Suite à la transformation, par un couple de copropriétaires,  de leur appartement situé au 5ème étage de l’immeuble, en un duplex comportant plusieurs pièces supplémentaires, issues de la division et de la transformation des parties communes (un lot ayant été divisé en deux lots constitués de combles), un copropriétaire

vigilent et opiniâtre  a soumis à l’assemblée générale un projet de résolution pour obtenir la désignation d’un géomètre expert, dont la mission était de proposer une nouvelle répartition des charges.

La résolution qui fut rejetée, et soumise à la censure du tribunal, puis de la Cour d’appel de Paris, qui par un arrêt rendu le14 mai 2014 rejeta la demande de ce copropriétaire.

Par un arrêt rendu le 28 janvier 2016, publié au bulletin, la 3ème chambre civile de la Cour de cassation a jugé que l’action tendant à faire constater l’illicéité de la clause relative à la répartition des charges (générales et spéciales des articles 10 alinéa 1 et 10 alinéa 2 de la loi du 10 juillet 1965), était imprescriptible.

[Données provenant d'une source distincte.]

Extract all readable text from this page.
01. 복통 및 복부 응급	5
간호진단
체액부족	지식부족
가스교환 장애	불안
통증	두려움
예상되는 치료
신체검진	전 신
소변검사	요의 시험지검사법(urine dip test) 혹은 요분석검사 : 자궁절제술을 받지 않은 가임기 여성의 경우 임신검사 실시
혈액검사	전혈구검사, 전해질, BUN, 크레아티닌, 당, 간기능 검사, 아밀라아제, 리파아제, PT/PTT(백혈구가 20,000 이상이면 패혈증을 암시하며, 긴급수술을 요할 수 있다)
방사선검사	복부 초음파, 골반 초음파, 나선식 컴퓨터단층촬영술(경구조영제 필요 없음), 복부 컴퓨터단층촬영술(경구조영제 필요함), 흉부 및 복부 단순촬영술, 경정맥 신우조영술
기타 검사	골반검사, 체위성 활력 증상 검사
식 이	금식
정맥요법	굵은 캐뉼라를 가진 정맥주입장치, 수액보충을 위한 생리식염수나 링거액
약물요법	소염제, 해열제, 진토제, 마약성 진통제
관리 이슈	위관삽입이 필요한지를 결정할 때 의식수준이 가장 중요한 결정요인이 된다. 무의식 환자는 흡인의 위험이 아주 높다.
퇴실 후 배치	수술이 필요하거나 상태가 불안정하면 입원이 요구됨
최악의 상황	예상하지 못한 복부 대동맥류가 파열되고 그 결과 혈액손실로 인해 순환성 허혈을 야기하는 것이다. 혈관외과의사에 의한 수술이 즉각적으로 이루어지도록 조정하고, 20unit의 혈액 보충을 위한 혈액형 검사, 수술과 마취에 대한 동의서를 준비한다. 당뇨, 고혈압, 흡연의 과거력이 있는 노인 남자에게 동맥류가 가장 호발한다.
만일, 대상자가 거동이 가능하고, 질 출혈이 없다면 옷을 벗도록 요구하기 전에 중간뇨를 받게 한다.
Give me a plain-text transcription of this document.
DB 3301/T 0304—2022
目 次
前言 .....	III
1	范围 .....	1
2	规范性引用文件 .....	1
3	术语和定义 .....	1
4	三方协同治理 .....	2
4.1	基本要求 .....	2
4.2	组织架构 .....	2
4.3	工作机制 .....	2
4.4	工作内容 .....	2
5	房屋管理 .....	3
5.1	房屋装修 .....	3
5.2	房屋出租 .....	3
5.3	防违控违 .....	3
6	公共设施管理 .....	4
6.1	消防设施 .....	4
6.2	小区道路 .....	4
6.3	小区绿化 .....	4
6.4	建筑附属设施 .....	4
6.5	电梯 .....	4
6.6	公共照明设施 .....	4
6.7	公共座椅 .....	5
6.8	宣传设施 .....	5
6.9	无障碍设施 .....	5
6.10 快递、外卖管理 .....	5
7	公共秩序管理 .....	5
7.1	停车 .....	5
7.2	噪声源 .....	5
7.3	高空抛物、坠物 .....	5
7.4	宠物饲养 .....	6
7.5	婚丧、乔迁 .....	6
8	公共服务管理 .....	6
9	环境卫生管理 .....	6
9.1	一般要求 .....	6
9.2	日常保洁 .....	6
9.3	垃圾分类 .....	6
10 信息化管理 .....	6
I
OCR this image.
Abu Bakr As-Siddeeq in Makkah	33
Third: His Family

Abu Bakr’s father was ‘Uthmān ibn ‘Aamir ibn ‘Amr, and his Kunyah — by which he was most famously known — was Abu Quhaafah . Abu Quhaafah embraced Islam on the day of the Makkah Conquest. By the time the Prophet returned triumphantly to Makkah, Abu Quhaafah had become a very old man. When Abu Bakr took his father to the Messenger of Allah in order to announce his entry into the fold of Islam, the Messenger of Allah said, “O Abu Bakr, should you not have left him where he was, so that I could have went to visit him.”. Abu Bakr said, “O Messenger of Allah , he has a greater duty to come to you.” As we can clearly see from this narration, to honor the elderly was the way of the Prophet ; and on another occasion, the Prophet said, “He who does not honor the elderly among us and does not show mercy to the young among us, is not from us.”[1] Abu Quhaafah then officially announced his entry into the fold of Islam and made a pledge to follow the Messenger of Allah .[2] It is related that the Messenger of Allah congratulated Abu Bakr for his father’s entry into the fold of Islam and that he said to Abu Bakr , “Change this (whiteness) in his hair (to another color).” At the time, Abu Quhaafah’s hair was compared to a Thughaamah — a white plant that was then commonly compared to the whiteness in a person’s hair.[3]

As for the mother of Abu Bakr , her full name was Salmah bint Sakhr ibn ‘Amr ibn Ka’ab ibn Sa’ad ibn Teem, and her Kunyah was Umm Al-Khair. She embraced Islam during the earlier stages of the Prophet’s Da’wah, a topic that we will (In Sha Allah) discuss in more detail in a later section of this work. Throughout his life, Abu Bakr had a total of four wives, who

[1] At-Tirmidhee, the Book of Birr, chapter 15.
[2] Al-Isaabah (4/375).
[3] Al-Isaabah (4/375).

La Haute Juridiction souligne dans ses motifs, que « la transformation de l’appartement de Monsieur et Madame Y avait eu des répercussions sur la consistance, la superficie et la situation des leurs lots en augmentant la valeur relative de ceux-ci par rapport à celle de l’ensemble des parties privatives de l’immeuble, la Cour d’Appel a violé les textes susvisés »

Cour de Cassation 3ème chambre civile 28 janvier 2016.